Le Conseil rappelle, dans ce registre, ses recommandations émises en novembre 2020 et qui se fondent sur l’élaboration d’une loi-cadre relative au dialogue social. Notons que le CESE recommande de réviser plusieurs vocables figurant dans la loi projetée, «pour améliorer la portée du texte». Il insiste aussi sur la nécessité d’insérer les conventions internationales qui ont été approuvées par le Maroc dans le préambule de la loi.

Selon le CESE, aussi, la question de la liberté syndicale n’a pas été suffisamment mise en avant par la loi, car «le projet ne traduit pas le contenu de l’article 29 de la Constitution et n’apporte pas de garantie à propos de l’appartenance syndicale», précise le document rendu par le Conseil.

En effet, l’institution cite 17 à 27 articles qui nécessiteront d’être reformulés et recommande de «réviser toutes les procédures qui forment une limitation infondée de l’exercice de la liberté syndicale».

À propos de la négociation collective et la résolution des conflits collectifs du travail, l’examen du Conseil a ciblé la prescription des mesures destinées à encadrer la négociation entre les partenaires sociaux dans l’objectif de renforcer le travail décent ainsi que l’activation du conseil de la négociation collective.

D’autre part, la problématique de la représentativité des centrales syndicales au sein des deux secteurs public et privé a également besoin d’être revue, essentiellement en raison de la faiblesse de la représentativité des syndicats au sein du secteur public par rapport au privé.

Le Conseil recommande en effet de dépasser la dualité qui marque le statut des syndicats, essentiellement en matière de représentativité des fonctionnaires au sein des collectivités territoriales.

Concernant le patronat, l’avis du Conseil appelle à régler au plus vite la question de la représentativité, sans la reporter à «un autre texte réglementaire, car cela ferait perdurer le vide juridique existant et le cumul des textes réglementaires». Un grand flou entoure aussi les modalités de présentation du cahier revendicatif des centrales syndicales.

Le CESE insiste sur le changement des dispositions provisoires prévues par le projet et qui imposent que les syndicats désignent un seul représentant durant la phase des négociations collectives, ou dans le cadre des pourparlers visant à résoudre certains conflits collectifs du travail.
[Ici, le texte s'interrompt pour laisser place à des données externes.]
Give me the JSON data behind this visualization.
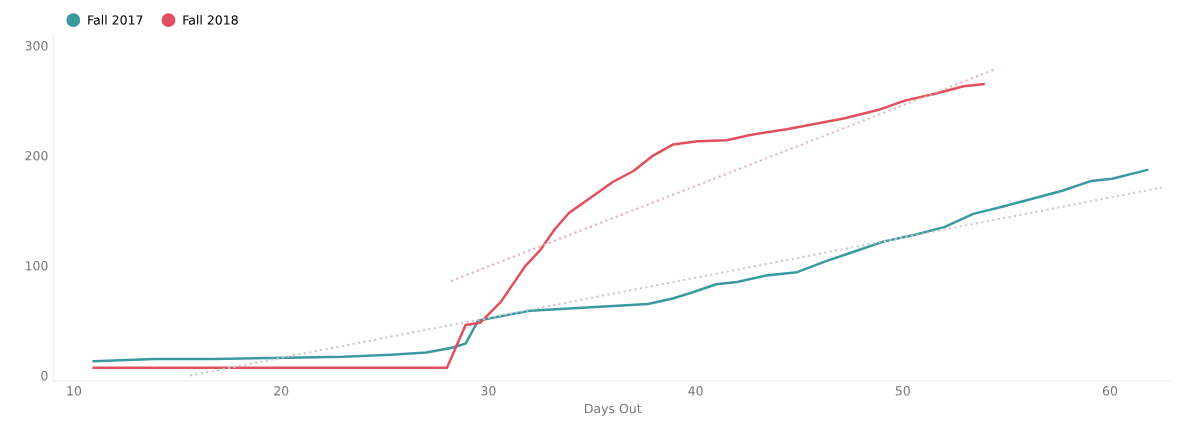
{
  "chart_data": {
    "type": "line",
    "xlabel": "Days Out",
    "xlim": [
      9,
      63
    ],
    "xticks": [
      10,
      20,
      30,
      40,
      50,
      60
    ],
    "ylim": [
      -5,
      310
    ],
    "yticks": [
      0,
      100,
      200,
      300
    ],
    "grid": false,
    "legend": "top left",
    "marker": "none",
    "series": [
      {
        "name": "Fall 2017",
        "color": "#3a9aa0",
        "x": [
          10.95,
          13.9,
          16.8,
          19.6,
          23.0,
          25.3,
          27.0,
          28.2,
          28.9,
          29.5,
          30.6,
          32.0,
          33.9,
          35.8,
          37.7,
          38.9,
          39.9,
          41.0,
          42.0,
          43.4,
          44.9,
          46.3,
          47.7,
          49.1,
          50.6,
          52.0,
          53.4,
          54.9,
          56.3,
          57.7,
          59.1,
          60.1,
          61.8
        ],
        "values": [
          13,
          15,
          15,
          16,
          17,
          19,
          21,
          25,
          29,
          50,
          54,
          59,
          61,
          63,
          65,
          70,
          76,
          83,
          85,
          91,
          94,
          104,
          113,
          122,
          128,
          135,
          147,
          154,
          161,
          168,
          177,
          179,
          187
        ]
      },
      {
        "name": "Fall 2018",
        "color": "#e0505f",
        "x": [
          10.95,
          28.0,
          28.9,
          29.6,
          30.6,
          31.8,
          32.5,
          33.2,
          33.9,
          35.1,
          36.0,
          37.0,
          37.95,
          38.9,
          40.1,
          41.5,
          42.7,
          44.4,
          45.8,
          47.2,
          48.9,
          50.1,
          51.5,
          52.95,
          53.9
        ],
        "values": [
          7,
          7,
          46,
          48,
          67,
          100,
          114,
          133,
          148,
          164,
          176,
          186,
          200,
          210,
          213,
          214,
          219,
          224,
          229,
          234,
          242,
          250,
          256,
          263,
          265
        ]
      },
      {
        "color": "#c8c8c8",
        "line_style": "dotted",
        "x": [
          15.6,
          62.5
        ],
        "values": [
          0,
          171
        ]
      },
      {
        "color": "#e8b0b5",
        "line_style": "dotted",
        "x": [
          28.2,
          54.4
        ],
        "values": [
          86,
          278
        ]
      }
    ]
  }
}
Enfin, en ce qui concerne la nationalité marocaine qui est exigée afin d’occuper un statut de membre dirigeant au sein d’un syndicat, le CESE considère que cette disposition est contradictoire avec la convention 97 sur les droits des migrants, et devra de ce fait être révisée par le gouvernement avant d’insérer le projet de loi dans le circuit de l’adoption. 
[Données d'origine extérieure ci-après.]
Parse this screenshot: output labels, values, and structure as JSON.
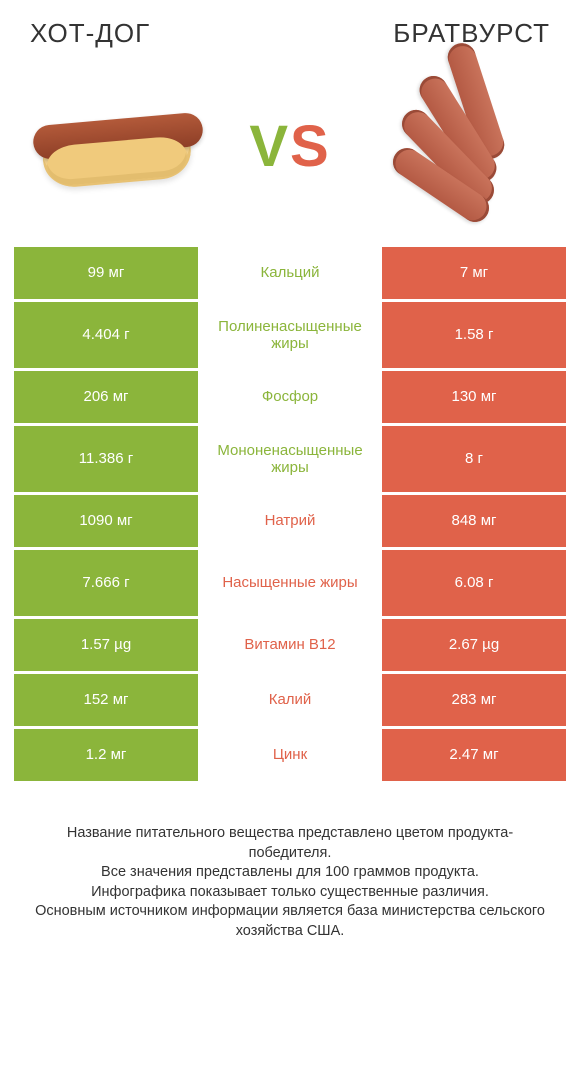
{
  "colors": {
    "left": "#8bb53b",
    "right": "#e0624a",
    "bg": "#ffffff",
    "text": "#333333"
  },
  "fonts": {
    "title_size": 26,
    "cell_size": 15,
    "footer_size": 14.5,
    "vs_size": 58
  },
  "left_title": "ХОТ-ДОГ",
  "right_title": "БРАТВУРСТ",
  "vs": {
    "v": "V",
    "s": "S"
  },
  "rows": [
    {
      "left": "99 мг",
      "label": "Кальций",
      "right": "7 мг",
      "winner": "left",
      "tall": false
    },
    {
      "left": "4.404 г",
      "label": "Полиненасыщенные жиры",
      "right": "1.58 г",
      "winner": "left",
      "tall": true
    },
    {
      "left": "206 мг",
      "label": "Фосфор",
      "right": "130 мг",
      "winner": "left",
      "tall": false
    },
    {
      "left": "11.386 г",
      "label": "Мононенасыщенные жиры",
      "right": "8 г",
      "winner": "left",
      "tall": true
    },
    {
      "left": "1090 мг",
      "label": "Натрий",
      "right": "848 мг",
      "winner": "right",
      "tall": false
    },
    {
      "left": "7.666 г",
      "label": "Насыщенные жиры",
      "right": "6.08 г",
      "winner": "right",
      "tall": true
    },
    {
      "left": "1.57 µg",
      "label": "Витамин B12",
      "right": "2.67 µg",
      "winner": "right",
      "tall": false
    },
    {
      "left": "152 мг",
      "label": "Калий",
      "right": "283 мг",
      "winner": "right",
      "tall": false
    },
    {
      "left": "1.2 мг",
      "label": "Цинк",
      "right": "2.47 мг",
      "winner": "right",
      "tall": false
    }
  ],
  "footer_lines": [
    "Название питательного вещества представлено цветом продукта-победителя.",
    "Все значения представлены для 100 граммов продукта.",
    "Инфографика показывает только существенные различия.",
    "Основным источником информации является база министерства сельского хозяйства США."
  ]
}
11 recommandations prioritaires

L’examen du CESE du projet de loi portant sur le statut des syndicats a débouché sur 11 recommandations phares à même d’aligner cette législation projetée à la fois avec la Constitution et avec les conventions internationales approuvées par le Maroc. L’une des principales mesures porte sur la suppression des peines privatives de liberté prévues contre les dirigeants syndicaux.

Le CESE insiste sur le renforcement de la confiance dans les rôles joués par les organisations syndicales et patronales, et l’atténuation de la nature répressive des dispositions actuelles. Il s’agit, en effet, d’une condition cruciale pour les centrales qui refusent la version actuelle de la loi en raison de la présence des peines d’emprisonnement dans le volet des sanctions. Les syndicats estiment en effet que de telles dispositions sont en déphasage avec l’évolution des relations de travail dans le pays.

À propos des modalités d’élection des instances dirigeantes des syndicats, le Conseil appelle à mettre en valeur le principe de la parité. Il est aussi considéré que la durée du mandat syndical, fixée à 4 ans sans que ne soit indiqué le plafond des renouvellements, prive les jeunes cadres syndicaux d’accéder aux postes de direction au sein des centrales syndicales.